Democrats believe the radicalism of the GOP’s slate of candidates will help them generate urgency in voters before next November. Hice, for example, has suggested that women should only be allowed to run for office if they have their husband’s permission. Finchem, the Arizona candidate who earned Trump’s endorsement, has deep ties to the Oath Keepers, a far-right anti-government militia group. The crop of secretary of state candidates is radical in ways other candidates are not.

“We don’t have to paint them as extremists because they’re doing it to themselves,” said Kim Rogers, the executive director of the Democratic Association of Secretaries of State.

Leo Smith, a veteran Georgia Republican campaign consultant, doesn’t disagree with that assessment. Nominating Hice, he told HuffPost, would doom the GOP with white moderate suburban voters in an election where Sen. Raphael Warnock’s reelection bid and Stacey Abrams’ gubernatorial campaign will likely help Democrats turn out the Black and Latino voters who painted Georgia blue last year.

Democrats and progressive groups say they are pouring record sums into secretary of state races this year: DASS has already raised more than $1 million for its campaign accounts this year, about half as much as it raised during the entire 2018 cycle. Rogers said she expects the organization to ultimately raise five to 10 times its normal amount while individual candidates bring in record sums, too. Over the summer, the progressive group End Citizens United/Let America Vote said it would spend $7 million in 2022 to bolster progressive campaigns for secretary of state and attorney general.

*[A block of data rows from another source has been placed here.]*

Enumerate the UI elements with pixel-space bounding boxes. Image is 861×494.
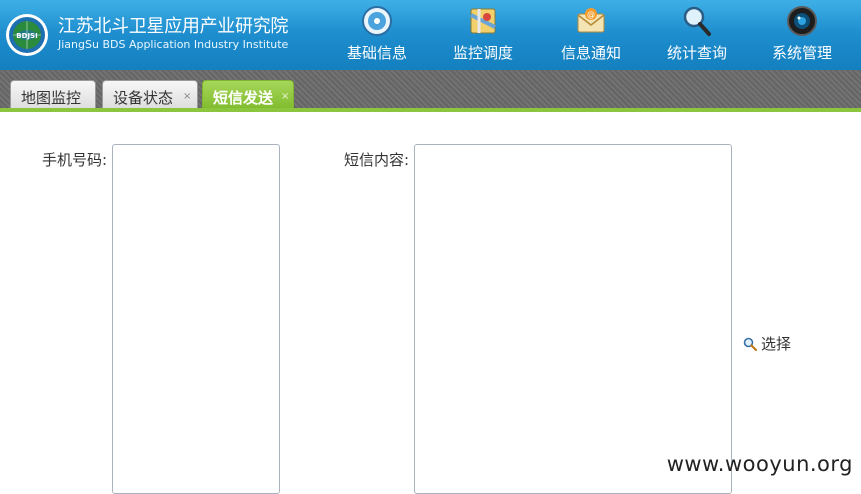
tab-label: 设备状态 bbox=[113, 89, 174, 107]
nav-basic-info[interactable]: 基础信息 bbox=[327, 0, 427, 70]
app-window: BDJSI 江苏北斗卫星应用产业研究院 JiangSu BDS Applicat… bbox=[0, 0, 861, 494]
phone-number-label: 手机号码: bbox=[42, 151, 108, 169]
sms-content-label: 短信内容: bbox=[344, 151, 410, 169]
camera-lens-icon bbox=[787, 6, 817, 36]
tab-sms-send[interactable]: 短信发送 × bbox=[202, 80, 294, 110]
watermark: www.wooyun.org bbox=[666, 452, 853, 476]
select-recipients-button[interactable]: 选择 bbox=[743, 333, 791, 354]
nav-label: 统计查询 bbox=[666, 44, 727, 62]
search-icon bbox=[743, 337, 758, 352]
select-label: 选择 bbox=[761, 335, 792, 353]
nav-notifications[interactable]: @ 信息通知 bbox=[541, 0, 641, 70]
map-monitor-icon bbox=[470, 8, 496, 34]
tab-label: 短信发送 bbox=[213, 89, 274, 107]
sms-content-input[interactable] bbox=[414, 144, 732, 494]
nav-statistics[interactable]: 统计查询 bbox=[647, 0, 747, 70]
logo-text: BDJSI bbox=[16, 32, 37, 40]
info-disc-icon bbox=[362, 6, 392, 36]
brand-name-en: JiangSu BDS Application Industry Institu… bbox=[58, 38, 289, 51]
mail-envelope-icon: @ bbox=[577, 8, 605, 33]
tab-map-monitor[interactable]: 地图监控 bbox=[10, 80, 96, 110]
institute-logo: BDJSI bbox=[5, 13, 49, 57]
nav-label: 监控调度 bbox=[452, 44, 513, 62]
nav-label: 系统管理 bbox=[771, 44, 832, 62]
nav-label: 基础信息 bbox=[346, 44, 407, 62]
tab-label: 地图监控 bbox=[21, 89, 82, 107]
tab-close-icon[interactable]: × bbox=[281, 91, 289, 102]
phone-number-input[interactable] bbox=[112, 144, 280, 494]
svg-text:@: @ bbox=[587, 10, 595, 19]
tab-close-icon[interactable]: × bbox=[183, 91, 191, 102]
nav-monitor-dispatch[interactable]: 监控调度 bbox=[433, 0, 533, 70]
magnifier-icon bbox=[683, 6, 711, 36]
brand-name-cn: 江苏北斗卫星应用产业研究院 bbox=[58, 16, 289, 37]
top-header: BDJSI 江苏北斗卫星应用产业研究院 JiangSu BDS Applicat… bbox=[0, 0, 861, 70]
tab-device-status[interactable]: 设备状态 × bbox=[102, 80, 198, 110]
nav-label: 信息通知 bbox=[560, 44, 621, 62]
nav-system-admin[interactable]: 系统管理 bbox=[752, 0, 852, 70]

Griswold, the Colorado secretary of state and DASS’s chair, said Democratic leaders are aware of the importance of those campaigns, and that she’s confident about Democrats’ prospects even in states like Georgia, where the races will be overshadowed by higher-profile contests.

“These will never be the best-funded races,” Griswold said. “But we have great candidates. We know how to win. We know how to win in hard places against Republicans. And we’re going to do that across the nation.”

In Georgia, Nguyen has a detailed platform for what she’d do as secretary of state. She wants to improve funding for local election boards, expand the use of translation services to provide alternative election materials to Georgia’s large Latino and Asian populations, and modernize how the state contacts voters about election changes to ensure voters don’t get inadvertently removed from the rolls.

But on the trail, she also plans to make the case to voters that her race — and the democracy she is running to protect — is just as crucial to the enactment of progressive policies as any other contest on the ticket.

“Preserving our democracy and fighting against the subversion of democracy is the most important issue that we are facing right now,” Nguyen said. “If we are unable to do that, we take away the tool to be able to elect people who will do things like give Georgians health care, or help families put food on the table. We have no avenues to achieve the things that we want to see in our state without having somebody who is going to protect free and fair elections.”